How the graphics for Blade Runner 2049 were designed

Territory Studio is behind the graphics for the 2017 sequel to cult classic film Blade Runner, originally released in 1982. At this year’s D&AD Festival, executive creative director David Sheldon-Hicks talks about the challenges of designing for a fantasy world, and how the studio ironically opted for analogue techniques to create digital graphics.

WARNING: This article is for those who have seen Blade Runner 2049 and contains major spoilers – click away now if you do not want to find out what happens in the film.

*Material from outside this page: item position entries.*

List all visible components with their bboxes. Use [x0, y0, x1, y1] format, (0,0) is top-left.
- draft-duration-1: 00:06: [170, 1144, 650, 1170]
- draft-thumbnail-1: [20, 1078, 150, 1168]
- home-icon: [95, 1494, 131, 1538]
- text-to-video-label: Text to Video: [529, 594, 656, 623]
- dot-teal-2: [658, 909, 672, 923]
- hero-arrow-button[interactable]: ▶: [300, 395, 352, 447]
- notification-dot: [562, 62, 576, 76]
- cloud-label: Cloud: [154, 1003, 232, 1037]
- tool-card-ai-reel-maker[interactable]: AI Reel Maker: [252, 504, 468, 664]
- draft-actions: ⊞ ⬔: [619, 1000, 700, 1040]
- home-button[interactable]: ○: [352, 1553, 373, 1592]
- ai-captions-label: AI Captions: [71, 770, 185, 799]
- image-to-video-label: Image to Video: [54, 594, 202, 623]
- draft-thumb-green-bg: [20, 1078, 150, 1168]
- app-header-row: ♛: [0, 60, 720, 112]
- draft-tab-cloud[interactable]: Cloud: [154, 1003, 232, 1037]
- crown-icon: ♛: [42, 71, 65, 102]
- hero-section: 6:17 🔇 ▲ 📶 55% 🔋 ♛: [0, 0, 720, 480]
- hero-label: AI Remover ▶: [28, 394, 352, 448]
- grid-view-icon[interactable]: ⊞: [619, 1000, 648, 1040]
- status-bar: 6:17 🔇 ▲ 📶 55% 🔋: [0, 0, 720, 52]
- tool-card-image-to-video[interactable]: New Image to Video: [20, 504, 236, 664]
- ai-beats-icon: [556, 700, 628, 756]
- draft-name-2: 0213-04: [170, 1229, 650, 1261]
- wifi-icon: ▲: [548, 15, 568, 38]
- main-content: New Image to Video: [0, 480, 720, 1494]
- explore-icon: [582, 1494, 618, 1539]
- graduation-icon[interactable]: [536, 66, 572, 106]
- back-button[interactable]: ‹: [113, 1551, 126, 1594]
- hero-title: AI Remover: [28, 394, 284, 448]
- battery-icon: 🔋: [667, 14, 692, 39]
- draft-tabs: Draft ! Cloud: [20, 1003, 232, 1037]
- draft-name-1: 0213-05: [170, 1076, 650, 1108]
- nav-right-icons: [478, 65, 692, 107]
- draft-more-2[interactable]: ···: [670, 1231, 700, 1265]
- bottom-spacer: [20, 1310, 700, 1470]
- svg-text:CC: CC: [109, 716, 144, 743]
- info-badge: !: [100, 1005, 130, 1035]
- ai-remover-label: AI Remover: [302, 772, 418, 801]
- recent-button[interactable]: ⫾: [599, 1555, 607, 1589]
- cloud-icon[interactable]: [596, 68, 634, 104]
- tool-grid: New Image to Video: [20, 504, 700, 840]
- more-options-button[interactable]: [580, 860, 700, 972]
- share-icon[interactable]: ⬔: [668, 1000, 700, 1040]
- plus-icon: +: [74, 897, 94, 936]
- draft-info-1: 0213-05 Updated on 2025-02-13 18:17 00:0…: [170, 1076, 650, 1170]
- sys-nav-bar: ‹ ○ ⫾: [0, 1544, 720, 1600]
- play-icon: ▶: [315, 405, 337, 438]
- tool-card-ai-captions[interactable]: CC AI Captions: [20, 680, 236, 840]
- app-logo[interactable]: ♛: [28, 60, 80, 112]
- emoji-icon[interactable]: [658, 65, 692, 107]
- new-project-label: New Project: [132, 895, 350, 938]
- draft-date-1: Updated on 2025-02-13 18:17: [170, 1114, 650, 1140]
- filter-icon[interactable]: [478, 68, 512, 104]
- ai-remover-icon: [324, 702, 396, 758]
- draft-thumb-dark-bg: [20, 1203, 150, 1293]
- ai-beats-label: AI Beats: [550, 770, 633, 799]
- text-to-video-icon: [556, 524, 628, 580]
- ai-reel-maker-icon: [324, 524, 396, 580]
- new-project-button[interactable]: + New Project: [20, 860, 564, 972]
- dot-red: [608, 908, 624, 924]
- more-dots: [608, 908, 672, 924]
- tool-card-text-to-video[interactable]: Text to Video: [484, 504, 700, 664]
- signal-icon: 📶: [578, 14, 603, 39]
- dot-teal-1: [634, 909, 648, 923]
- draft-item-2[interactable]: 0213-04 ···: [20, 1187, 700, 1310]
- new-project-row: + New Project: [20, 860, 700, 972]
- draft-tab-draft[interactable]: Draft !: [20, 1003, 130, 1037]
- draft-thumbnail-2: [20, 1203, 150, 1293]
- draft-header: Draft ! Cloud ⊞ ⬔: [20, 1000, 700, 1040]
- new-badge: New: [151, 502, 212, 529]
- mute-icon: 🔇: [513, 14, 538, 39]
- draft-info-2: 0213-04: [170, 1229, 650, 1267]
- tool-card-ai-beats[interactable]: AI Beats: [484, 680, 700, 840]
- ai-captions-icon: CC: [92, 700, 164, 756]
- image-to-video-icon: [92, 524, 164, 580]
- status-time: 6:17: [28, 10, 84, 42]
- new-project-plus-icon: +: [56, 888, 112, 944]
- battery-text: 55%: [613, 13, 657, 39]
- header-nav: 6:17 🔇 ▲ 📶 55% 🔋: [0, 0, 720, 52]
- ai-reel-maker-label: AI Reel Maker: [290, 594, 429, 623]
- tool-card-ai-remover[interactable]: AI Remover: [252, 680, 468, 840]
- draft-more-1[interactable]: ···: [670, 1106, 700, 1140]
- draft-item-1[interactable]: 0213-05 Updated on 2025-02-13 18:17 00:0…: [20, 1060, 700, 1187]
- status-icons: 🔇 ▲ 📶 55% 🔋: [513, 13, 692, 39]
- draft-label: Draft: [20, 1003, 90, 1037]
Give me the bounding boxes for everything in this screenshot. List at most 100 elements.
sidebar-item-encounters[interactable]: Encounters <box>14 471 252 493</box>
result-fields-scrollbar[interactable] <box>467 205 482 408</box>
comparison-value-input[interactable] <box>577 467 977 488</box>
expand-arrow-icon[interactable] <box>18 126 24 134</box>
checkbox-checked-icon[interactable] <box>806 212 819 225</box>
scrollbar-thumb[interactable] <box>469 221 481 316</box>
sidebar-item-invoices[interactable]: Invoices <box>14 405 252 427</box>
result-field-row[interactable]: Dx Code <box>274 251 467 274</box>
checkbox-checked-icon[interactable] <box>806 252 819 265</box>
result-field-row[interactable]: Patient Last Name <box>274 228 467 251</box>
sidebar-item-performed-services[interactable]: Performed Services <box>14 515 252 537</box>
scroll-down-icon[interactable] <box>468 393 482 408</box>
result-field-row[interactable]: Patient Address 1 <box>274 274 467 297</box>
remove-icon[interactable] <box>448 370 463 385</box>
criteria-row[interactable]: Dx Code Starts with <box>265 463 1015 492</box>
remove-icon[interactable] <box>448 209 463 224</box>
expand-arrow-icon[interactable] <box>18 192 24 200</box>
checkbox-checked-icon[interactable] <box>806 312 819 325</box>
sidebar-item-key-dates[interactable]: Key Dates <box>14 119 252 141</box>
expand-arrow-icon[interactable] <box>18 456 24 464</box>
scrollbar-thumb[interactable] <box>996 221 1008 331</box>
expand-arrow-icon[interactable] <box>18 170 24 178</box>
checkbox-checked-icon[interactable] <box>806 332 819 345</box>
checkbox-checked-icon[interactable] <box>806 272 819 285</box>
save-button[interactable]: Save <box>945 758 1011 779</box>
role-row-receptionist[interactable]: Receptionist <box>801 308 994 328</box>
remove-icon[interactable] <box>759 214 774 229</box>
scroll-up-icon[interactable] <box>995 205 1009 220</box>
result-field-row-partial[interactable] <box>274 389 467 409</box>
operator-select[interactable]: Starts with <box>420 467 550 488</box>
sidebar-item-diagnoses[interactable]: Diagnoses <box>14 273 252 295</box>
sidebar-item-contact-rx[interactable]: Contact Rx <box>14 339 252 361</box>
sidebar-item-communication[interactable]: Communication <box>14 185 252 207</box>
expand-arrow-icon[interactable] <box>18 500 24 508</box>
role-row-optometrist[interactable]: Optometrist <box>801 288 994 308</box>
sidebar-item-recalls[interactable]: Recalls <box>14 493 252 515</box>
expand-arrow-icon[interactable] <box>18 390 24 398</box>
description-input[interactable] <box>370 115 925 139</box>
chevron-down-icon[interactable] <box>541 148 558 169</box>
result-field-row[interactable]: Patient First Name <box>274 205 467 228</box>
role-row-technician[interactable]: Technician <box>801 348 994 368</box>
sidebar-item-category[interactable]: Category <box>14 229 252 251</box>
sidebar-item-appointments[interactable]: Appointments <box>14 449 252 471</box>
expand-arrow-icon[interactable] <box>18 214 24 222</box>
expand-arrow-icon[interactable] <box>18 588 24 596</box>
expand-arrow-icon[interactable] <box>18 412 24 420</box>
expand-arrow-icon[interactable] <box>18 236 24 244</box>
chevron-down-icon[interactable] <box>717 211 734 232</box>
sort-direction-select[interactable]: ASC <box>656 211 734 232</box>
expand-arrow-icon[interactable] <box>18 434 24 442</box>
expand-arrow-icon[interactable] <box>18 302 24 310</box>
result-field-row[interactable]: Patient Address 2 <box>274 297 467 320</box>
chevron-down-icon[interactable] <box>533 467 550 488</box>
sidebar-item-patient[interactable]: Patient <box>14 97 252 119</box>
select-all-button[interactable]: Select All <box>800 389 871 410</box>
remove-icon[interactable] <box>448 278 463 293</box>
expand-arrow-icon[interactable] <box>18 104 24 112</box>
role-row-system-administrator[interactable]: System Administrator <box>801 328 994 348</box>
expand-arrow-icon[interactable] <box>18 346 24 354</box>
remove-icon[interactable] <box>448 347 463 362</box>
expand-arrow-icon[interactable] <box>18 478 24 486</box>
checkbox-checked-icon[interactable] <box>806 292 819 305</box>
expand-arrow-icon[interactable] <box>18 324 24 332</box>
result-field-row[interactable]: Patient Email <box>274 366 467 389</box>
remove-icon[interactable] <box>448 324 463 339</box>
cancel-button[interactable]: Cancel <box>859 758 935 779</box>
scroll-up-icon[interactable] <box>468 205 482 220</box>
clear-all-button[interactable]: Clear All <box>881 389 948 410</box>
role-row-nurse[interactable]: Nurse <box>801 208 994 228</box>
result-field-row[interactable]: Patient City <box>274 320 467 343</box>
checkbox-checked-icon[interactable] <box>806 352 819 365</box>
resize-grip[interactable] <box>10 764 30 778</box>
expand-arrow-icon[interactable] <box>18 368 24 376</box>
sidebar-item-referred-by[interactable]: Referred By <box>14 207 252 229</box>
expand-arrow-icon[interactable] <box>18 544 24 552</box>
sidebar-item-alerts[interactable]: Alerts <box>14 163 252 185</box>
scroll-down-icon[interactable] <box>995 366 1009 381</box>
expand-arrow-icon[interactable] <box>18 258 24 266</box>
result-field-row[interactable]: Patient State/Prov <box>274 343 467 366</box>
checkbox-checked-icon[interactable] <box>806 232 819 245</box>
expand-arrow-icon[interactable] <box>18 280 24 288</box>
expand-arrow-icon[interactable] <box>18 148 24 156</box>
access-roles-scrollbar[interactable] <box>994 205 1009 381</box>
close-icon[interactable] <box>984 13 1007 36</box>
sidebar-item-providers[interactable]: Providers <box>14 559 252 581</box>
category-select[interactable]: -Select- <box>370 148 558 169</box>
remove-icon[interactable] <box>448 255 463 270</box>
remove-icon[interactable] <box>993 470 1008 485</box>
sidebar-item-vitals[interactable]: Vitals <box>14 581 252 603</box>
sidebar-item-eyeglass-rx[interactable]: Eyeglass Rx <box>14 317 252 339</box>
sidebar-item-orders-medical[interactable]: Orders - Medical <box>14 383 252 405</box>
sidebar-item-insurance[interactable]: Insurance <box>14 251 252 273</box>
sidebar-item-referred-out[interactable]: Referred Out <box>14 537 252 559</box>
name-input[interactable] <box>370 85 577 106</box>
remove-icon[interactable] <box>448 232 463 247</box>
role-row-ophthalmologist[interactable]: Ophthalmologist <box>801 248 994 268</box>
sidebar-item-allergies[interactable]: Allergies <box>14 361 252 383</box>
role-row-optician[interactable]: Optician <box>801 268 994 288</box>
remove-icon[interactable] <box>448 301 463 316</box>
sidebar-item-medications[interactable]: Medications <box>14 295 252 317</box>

Blade Runner 2049, released last year, is an apocalyptic vision of technology. The science fiction film is the sequel to Ridley Scott’s 1982 classic, and imagines a dystopian and pessimistic world populated by humans and “replicants” – biologically engineered or “designed” humans who are used as slaves.

The sequel was directed by Denis Villeneuve, and is set in Los Angeles, US. It centres around a character called “K”, played by Ryan Gosling; a surprisingly sensitive and emotionally-aware replicant who discovers in the film that his man-made “species” are able to give birth to children.

The film sees a struggle ensue between the Los Angeles Police Department, which wants to stifle this truth, and Wallace Corporation, the company who manufactures replicants, which wants to discover the secret to reproducing bio-engineered humans. It poses questions about power struggles between people, what it means to be human, and the conflicting possibilities and dangers of advancing technology.